When it comes to goals, if I'm honest, I'm pretty impatient.
I doubt that's too unusual. Given that most people quit on their new year's resolutions and really most normal goals, too, I'm guessing I'm not that much of an odd duck (in general, sure, but just not in this area...). Most of us love starting a new goal but quickly grow impatient with how long it takes to actually finish it, and so we quit.
As I read Chapter 2 of Finish, I was pleasantly surprised by Jon Acuff's simple advice: Cut your goal in half.
He explains it in detail and shares a lot of examples, but the basic gist is that according to research he did with a Ph.D candidate, you're 63% more likely to finish your goal if you cut it in half. He shares 2 ways to do that:
- Reduce your goal by 50% -- For example, aim to lose 10 lbs instead of 20, to run a half marathon instead of a full marathon, etc.
- Double your time -- For example, aim to lose 10 lbs in 2 months instead of 1 month, commit to run a marathon within 2 years instead of 1, etc.
He talks about cutting your goal in half like this as a way to fight perfectionism. I can see that, but I also see it as a way of identifying first steps or iterations towards the goal you ultimately want. It's something we do in the business world all the time.
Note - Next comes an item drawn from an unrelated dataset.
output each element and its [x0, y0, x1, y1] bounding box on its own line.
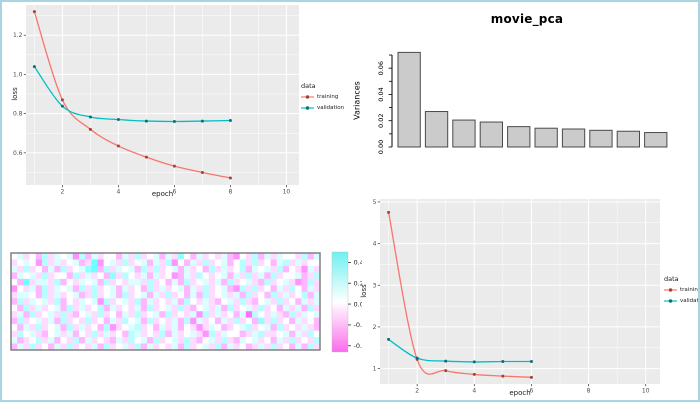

Here's an example: If my goal is to work out four days a week, I shouldn’t start with working out four days a week. For one, I’m not physically ready for it and so I'll get sore or injured and quit (not speaking from experience at all...). A better strategy is to work out 2 days a week and then reassess. As I succeed at the goal I cut in half, my body adjusts, I learn what's working and what isn't, I tweak my strategy, and might just increase to 4 days a week. But it's almost guaranteed at this point that my 4-days-a-week strategy will be different than the one I would have started with -- because I know things I never would have known without starting small.
It's about the time of year where I eat too much and move too little, so I'm going to try this one as an experiment. I'm coming off a cold, but now that I'm feeling better, I'm going to start working out 2 days a week. In two weeks, I'll pause the reflect, reevaluate, and share my findings.